Riedle zum Letzten: „Schießen Sie nur!“

■ Wenn Reck doch bloß und Manni nur hätte - dann wären Mienen heller und Plätze voller

Das war's dann. Das letzte Werder-Bild der Fußball-Saison 89/90: Kalle Riedle, der 15-Millionen-Mann, unbemerkt trotz fein-legerem italienischen Maßanzug, neben ihm die Reisetasche auf dem Bremer Flughafenparkplatz. Sonst niemand mehr. Die Manschaftskameraden sind schon weg, der Trainer ist weg, der Manager ist weg. Warten auf das letzte Taxi. Eine Fotografin bittet um ein Abschiedsbild. Riedle, um ein verquältes Lächeln bemüht: „Schießen Sie ruhig!“

Pünktlich um 11.30 hatte das Flugzeug mit der teuren Fracht auf der Bremer Landebahn aufgesetzt. Nur eine Handvoll der allertreuesten Fans wartet auf ihre geschlagenen Idole. Spärlicher Beifall, als sich die Verlierer mit bitteren Gesichtern durch die Abfertigungshalle und die kleine Menge der Unentwegten quälen. Ein paar aufmunternde Worte, ein paar geschüttelte Hände. Dann bahnt sich Willi Lemke mit obigatorisch wehendem Trenchcoat, links einen Koffer, recht einen Koffer, den Weg zum wartenden VW-Polo. Ein freundlicher Klaps auf die Wange von Uwe Harttgen, ein gutgemeintes Schulterklopfen für Dieter Eilts,

dann läßt auch Lemke seine „tragischen Helden“ (Lemke) allein.

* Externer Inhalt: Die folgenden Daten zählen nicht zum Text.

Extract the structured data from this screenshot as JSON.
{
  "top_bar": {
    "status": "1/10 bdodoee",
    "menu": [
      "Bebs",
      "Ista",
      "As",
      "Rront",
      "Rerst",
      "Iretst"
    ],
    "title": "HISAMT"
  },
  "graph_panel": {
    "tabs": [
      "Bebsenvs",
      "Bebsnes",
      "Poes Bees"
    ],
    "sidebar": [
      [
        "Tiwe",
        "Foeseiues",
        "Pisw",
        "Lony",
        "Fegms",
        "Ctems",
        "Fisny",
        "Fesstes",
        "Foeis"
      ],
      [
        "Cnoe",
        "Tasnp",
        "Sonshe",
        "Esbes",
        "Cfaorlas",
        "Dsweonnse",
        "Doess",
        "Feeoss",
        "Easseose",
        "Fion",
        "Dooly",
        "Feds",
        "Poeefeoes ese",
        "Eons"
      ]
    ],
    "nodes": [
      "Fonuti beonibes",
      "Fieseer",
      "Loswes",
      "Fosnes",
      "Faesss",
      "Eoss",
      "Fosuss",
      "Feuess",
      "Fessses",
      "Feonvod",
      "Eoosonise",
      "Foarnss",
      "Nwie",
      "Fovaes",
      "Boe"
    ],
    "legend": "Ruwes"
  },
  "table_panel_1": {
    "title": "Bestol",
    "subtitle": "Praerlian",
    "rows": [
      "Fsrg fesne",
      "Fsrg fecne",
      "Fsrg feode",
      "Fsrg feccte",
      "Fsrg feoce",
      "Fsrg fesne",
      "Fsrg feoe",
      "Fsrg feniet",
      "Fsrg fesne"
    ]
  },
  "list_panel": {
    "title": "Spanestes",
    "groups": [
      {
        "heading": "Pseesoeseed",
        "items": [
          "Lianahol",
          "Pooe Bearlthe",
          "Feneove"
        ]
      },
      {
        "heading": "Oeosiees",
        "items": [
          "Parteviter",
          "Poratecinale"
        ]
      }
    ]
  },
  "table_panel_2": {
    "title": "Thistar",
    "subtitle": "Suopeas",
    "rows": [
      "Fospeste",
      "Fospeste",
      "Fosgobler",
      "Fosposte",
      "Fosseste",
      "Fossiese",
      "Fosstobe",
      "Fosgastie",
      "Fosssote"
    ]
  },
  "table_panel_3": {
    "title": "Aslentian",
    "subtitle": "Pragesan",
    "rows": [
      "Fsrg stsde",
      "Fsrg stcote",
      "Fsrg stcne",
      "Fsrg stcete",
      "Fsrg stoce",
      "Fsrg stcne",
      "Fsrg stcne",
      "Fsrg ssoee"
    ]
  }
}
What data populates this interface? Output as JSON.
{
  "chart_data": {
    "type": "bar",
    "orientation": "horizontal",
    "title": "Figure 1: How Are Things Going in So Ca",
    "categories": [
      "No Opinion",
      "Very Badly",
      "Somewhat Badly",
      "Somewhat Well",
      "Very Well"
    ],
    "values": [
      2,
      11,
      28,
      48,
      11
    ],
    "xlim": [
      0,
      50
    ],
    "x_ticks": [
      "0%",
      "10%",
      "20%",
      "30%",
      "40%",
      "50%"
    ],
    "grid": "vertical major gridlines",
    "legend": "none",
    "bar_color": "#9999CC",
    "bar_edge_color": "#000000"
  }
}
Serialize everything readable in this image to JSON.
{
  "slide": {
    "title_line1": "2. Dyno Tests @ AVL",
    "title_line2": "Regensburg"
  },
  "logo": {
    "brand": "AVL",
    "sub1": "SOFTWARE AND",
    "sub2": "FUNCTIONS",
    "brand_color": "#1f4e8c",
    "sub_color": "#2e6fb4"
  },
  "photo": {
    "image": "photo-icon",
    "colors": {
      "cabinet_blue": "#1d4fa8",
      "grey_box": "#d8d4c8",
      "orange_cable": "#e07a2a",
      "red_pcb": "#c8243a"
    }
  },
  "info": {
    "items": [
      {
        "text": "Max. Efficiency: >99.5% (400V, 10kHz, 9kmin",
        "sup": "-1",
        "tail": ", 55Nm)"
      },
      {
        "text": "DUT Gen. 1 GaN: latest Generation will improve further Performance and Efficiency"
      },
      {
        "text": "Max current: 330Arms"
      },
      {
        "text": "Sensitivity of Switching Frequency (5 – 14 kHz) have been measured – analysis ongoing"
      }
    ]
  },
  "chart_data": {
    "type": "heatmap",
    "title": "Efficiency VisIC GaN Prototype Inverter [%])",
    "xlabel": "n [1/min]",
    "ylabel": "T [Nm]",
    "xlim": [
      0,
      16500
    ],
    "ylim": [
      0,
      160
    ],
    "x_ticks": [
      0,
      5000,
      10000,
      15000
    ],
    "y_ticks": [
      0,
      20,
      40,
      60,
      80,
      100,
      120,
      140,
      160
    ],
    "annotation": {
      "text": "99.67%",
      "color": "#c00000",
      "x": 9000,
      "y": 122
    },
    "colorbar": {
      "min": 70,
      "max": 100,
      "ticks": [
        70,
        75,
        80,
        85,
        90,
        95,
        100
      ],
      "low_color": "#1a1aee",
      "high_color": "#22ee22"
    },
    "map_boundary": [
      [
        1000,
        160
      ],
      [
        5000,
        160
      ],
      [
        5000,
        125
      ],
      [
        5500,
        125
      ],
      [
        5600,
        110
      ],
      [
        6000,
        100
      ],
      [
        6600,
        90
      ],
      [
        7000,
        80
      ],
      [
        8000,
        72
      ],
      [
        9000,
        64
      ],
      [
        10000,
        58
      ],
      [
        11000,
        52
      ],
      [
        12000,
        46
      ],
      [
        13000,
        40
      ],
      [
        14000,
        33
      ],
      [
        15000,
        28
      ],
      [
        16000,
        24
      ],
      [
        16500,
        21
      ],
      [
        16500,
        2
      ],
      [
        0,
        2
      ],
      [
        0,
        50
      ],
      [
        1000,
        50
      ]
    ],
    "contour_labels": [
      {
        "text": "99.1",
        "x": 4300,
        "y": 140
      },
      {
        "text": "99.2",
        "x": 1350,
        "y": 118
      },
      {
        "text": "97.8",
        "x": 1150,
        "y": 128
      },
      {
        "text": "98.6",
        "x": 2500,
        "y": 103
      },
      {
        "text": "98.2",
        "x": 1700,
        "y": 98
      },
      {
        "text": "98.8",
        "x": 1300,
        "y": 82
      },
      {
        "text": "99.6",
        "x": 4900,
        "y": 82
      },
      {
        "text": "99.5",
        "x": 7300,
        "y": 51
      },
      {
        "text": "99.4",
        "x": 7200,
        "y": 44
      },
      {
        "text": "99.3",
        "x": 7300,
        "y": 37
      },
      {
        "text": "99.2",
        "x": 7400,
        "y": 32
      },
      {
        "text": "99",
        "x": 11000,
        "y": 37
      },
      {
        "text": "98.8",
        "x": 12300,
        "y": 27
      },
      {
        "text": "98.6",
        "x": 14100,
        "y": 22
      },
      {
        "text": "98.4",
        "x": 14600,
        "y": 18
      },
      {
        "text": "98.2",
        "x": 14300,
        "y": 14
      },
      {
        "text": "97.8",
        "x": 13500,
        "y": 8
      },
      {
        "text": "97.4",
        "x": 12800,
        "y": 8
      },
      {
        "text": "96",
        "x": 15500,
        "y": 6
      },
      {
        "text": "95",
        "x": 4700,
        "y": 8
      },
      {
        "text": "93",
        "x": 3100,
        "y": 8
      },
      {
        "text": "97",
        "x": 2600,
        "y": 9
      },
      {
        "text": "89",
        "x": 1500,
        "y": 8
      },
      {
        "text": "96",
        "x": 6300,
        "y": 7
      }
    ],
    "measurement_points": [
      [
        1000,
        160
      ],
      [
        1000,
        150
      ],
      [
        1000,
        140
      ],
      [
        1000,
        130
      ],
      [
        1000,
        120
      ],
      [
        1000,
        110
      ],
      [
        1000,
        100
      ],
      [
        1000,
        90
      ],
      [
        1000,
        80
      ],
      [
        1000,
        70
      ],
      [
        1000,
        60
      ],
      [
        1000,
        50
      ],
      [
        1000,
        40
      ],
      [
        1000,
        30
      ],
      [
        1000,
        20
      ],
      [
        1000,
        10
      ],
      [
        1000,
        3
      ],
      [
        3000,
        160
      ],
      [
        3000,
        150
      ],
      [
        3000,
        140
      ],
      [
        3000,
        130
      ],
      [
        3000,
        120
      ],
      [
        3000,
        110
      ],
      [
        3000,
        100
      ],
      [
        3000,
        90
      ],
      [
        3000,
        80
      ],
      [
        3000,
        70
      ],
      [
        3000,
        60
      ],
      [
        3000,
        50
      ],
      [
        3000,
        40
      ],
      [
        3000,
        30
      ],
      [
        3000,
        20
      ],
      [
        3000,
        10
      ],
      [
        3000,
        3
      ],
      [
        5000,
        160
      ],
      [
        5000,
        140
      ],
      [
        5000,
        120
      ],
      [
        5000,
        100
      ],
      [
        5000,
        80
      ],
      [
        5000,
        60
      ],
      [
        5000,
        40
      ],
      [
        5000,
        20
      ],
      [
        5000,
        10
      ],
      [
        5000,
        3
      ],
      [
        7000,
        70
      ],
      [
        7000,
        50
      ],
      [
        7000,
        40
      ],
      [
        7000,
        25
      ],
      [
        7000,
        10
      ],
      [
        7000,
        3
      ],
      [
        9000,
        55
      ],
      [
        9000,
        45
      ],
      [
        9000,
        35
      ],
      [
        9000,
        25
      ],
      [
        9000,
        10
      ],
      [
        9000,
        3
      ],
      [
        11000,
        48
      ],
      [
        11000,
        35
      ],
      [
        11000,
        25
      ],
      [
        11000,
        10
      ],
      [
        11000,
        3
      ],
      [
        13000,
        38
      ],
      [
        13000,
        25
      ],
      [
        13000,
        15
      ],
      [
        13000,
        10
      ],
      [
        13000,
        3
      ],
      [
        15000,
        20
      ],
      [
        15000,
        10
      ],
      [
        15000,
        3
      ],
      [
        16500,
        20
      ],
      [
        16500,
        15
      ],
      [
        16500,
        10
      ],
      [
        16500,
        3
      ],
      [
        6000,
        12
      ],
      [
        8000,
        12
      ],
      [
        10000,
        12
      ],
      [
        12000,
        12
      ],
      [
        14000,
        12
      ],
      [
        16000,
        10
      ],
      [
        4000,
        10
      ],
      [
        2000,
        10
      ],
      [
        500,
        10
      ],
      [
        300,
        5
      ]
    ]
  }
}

Zu dritt warten Riedle, Harttgen und Eilts auf ein Taxi. Nichts wie weg von diesem Ort, nichts wie weg aus dieser Runde. Schon um 11.45 sind sie die letzten. Aber nicht mal die Taxifahrer drängeln sich, wenn Pokalverlierer nach Hause kommen. Schließlich spurtet Eilts in gewohnter Mittelfeld -Manier, hefig winkend, hinter einem weißen Mercedes hinterher, schleppt die Koffer 70 Meter über den Flughafenvorplatz, verstaut Hartggens und sein Gepäck im Kofferraum. Statt der großen Sieges-Sause auf dem Domshof hat der graue Alltag die Fußball-Helden wieder. Die Saison -Abschlußfeier ist schon im kleinsten Kreis in Berlin gelaufen. Klaus Wedemeier war da, auch Walter Momper hat sich kurz sehen lassen. Schon am Nachmittag hat der Trainer eine Manschaftsbesprechung und leichtes Training angesagt. „Es geht immer wieder von vorne los,“ sagt Uwe Harttgen. Kurze Umarmung mit dem als allerletzten zurückbleibenden Riedle: „Sehen wir uns nochmal? “ „Ja, einmal sehen wir uns noch!“

Auf dem Domshof legt derweil nur das Grün der schlaffen Fah

nen einer Bremer Brauerei Zeugnis vom ausgefallenen grün -weißen Volksfest ab. Der Platz, von der Polizei vorsorglich schon mit spanischen Reitern umzäunt, bleibt menschenleer. Am unteren Ende der Arena gähnt eine riesige Bühne. Eigentlich hätten darauf zwei Kapellen spielen sollen, während die strahlenden Sieger einer unübersehbaren Menschenmenge aus den Rathausfenstern zugewinkt und Mannschaftskapitän Mirko Votava der Menge triumphierend den Pokal entgegengereckt hätte. 12 Stände hatte eine eigens gebildete „Arbeitsgemeinschaft Pokalfeier“ beim Stadt-und Polizeiamt vorausschauend für den „Verkauf von Speisen“ und den „Ausschank alkoholfreier und alkoholhaltiger Getränke“ beantragt und genehmigt bekommen. Das ist jetzt hinfällig. Auch daß die Waller Swing Band, die auf dem Rathausvorplatz zu Ehren des Deutschen Weins aufspielt, am Samstag abend noch ein Mal vorsorglich „Oleeeh, Oleeeh, Ole, we are the Champs“ geprobt hat.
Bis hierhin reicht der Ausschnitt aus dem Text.